Media planning typically kicks in downsteam of the new offer development. Then media planners often start by reverse engineering the media strategies of benchmark brands. Advertisers need to rethink this media planning process. Media strategy development should start much earlier … right when the opportunity is first being sized, the target is being determined, and the way that consumers seek and share information about the purchase is understood. In fact, the media strategy might be the source of the innovation (e.g. Dove Campaign for Real Beauty) and the best way to choose among different concepts. Integrating media and offer into a quest for something new, different, and incremental means the advertiser needs to “run the media strategy meetings”.

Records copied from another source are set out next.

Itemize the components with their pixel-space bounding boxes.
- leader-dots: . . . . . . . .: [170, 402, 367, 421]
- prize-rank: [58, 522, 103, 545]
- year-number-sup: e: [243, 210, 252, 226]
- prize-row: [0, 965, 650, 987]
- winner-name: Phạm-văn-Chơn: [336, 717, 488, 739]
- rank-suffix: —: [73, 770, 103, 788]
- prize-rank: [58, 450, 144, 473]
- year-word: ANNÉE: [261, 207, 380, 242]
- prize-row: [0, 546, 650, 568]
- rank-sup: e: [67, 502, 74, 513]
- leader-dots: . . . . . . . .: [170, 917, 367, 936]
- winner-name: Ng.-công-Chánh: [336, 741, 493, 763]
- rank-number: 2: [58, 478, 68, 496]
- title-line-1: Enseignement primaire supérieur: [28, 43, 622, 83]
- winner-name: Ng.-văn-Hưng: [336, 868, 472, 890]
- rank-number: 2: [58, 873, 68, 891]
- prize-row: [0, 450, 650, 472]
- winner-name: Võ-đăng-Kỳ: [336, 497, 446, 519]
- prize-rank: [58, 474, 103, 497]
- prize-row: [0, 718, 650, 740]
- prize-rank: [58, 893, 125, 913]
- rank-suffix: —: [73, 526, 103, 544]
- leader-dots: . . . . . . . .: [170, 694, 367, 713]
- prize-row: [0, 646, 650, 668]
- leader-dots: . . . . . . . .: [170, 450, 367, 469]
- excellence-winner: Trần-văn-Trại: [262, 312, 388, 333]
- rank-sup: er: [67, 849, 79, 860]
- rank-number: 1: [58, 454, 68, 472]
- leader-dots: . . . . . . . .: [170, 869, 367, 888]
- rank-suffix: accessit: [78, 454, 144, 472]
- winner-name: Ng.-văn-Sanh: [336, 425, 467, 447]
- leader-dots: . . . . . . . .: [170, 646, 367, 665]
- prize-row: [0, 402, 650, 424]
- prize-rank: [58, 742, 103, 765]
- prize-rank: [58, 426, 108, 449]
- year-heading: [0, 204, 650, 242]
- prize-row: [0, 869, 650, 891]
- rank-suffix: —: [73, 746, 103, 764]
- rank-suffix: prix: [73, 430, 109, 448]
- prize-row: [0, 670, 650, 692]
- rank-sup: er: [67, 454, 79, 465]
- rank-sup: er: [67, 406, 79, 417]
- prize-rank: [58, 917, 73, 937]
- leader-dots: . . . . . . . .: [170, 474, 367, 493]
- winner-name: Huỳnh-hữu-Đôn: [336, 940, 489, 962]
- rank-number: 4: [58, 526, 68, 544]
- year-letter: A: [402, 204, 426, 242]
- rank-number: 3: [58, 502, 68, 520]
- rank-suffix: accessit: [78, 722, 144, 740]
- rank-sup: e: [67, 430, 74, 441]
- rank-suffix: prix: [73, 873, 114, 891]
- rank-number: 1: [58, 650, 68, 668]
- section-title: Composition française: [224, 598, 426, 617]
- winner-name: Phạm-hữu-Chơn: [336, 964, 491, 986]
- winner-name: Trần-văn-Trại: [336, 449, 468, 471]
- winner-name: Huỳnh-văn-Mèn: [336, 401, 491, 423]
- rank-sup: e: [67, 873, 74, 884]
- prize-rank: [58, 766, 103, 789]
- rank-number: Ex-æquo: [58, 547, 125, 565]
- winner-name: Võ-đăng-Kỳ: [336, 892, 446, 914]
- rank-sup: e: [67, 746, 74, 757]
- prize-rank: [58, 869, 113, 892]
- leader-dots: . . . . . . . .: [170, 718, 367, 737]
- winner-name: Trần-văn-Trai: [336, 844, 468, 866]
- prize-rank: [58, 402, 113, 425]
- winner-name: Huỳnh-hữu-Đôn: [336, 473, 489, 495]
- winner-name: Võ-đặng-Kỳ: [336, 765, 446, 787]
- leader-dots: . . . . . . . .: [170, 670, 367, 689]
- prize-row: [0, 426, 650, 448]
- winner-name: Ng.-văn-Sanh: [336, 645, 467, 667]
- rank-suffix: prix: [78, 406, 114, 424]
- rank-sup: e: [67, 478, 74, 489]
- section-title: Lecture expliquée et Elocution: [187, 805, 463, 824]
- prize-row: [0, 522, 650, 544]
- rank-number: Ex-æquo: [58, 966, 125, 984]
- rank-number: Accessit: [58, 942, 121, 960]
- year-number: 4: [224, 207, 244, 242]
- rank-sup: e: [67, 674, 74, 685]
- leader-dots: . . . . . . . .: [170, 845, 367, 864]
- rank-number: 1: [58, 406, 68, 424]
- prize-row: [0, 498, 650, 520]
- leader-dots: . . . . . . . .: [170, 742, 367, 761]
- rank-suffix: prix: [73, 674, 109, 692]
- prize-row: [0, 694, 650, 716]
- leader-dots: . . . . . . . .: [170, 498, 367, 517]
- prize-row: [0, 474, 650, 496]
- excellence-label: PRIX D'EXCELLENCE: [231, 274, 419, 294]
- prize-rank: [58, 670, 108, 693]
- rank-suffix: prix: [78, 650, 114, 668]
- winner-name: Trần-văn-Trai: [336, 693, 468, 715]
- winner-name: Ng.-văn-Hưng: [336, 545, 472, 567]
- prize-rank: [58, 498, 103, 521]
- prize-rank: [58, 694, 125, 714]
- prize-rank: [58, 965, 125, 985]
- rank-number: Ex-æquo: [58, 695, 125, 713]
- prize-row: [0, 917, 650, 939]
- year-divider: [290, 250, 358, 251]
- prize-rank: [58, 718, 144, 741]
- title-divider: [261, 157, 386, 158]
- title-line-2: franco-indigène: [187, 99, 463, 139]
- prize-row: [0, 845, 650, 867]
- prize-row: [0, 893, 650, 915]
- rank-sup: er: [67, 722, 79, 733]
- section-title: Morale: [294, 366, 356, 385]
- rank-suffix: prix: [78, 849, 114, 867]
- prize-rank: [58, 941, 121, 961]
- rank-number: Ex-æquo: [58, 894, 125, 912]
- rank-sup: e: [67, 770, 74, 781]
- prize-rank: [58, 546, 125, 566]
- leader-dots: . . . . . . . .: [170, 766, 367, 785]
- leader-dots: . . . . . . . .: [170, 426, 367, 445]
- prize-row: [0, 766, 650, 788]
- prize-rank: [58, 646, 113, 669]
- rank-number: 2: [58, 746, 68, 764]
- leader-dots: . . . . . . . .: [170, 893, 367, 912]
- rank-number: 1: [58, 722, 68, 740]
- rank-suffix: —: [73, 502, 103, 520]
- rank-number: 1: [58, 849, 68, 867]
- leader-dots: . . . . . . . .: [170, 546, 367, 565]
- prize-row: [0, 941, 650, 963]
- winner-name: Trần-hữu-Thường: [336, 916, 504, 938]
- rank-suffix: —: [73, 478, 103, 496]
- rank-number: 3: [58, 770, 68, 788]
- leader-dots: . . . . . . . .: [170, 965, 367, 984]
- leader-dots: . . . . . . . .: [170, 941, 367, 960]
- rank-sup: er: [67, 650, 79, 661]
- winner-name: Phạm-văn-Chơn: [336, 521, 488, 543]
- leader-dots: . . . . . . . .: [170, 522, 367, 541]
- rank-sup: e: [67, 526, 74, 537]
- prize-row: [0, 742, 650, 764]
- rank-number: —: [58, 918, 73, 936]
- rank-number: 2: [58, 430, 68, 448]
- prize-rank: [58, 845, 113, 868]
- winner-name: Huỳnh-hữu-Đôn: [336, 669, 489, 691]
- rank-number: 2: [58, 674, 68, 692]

Media strategy principles in a 360 world should take priority over the analysis of benchmark brands. The benchmark approach locks you into a recursive trap so you are probably observing strategies that reflect a 5-7 year old media environment (those brands probably used benchmarking too). Instead, the media strategy team needs to answer questions such as:

  • How big is the opportunity? (To inform the need for broad reach)
  • On which media properties and social media sites do my target consumers tend to congregate?
  • How do people seek and share information about what you offer and the needs you address? Which media touchpoints are most influential for this type of product or service along the path to purchase? In fact, don’t rule out the possibility that shopper marketing (either in-store or via mobile devices) could be the cornerstone of the brand-building strategy.

We are living in the new normal so think different. Marketers need to fully integrate offer development, listening and consumer input, quantitative research, and media strategy right at the fuzzy front end.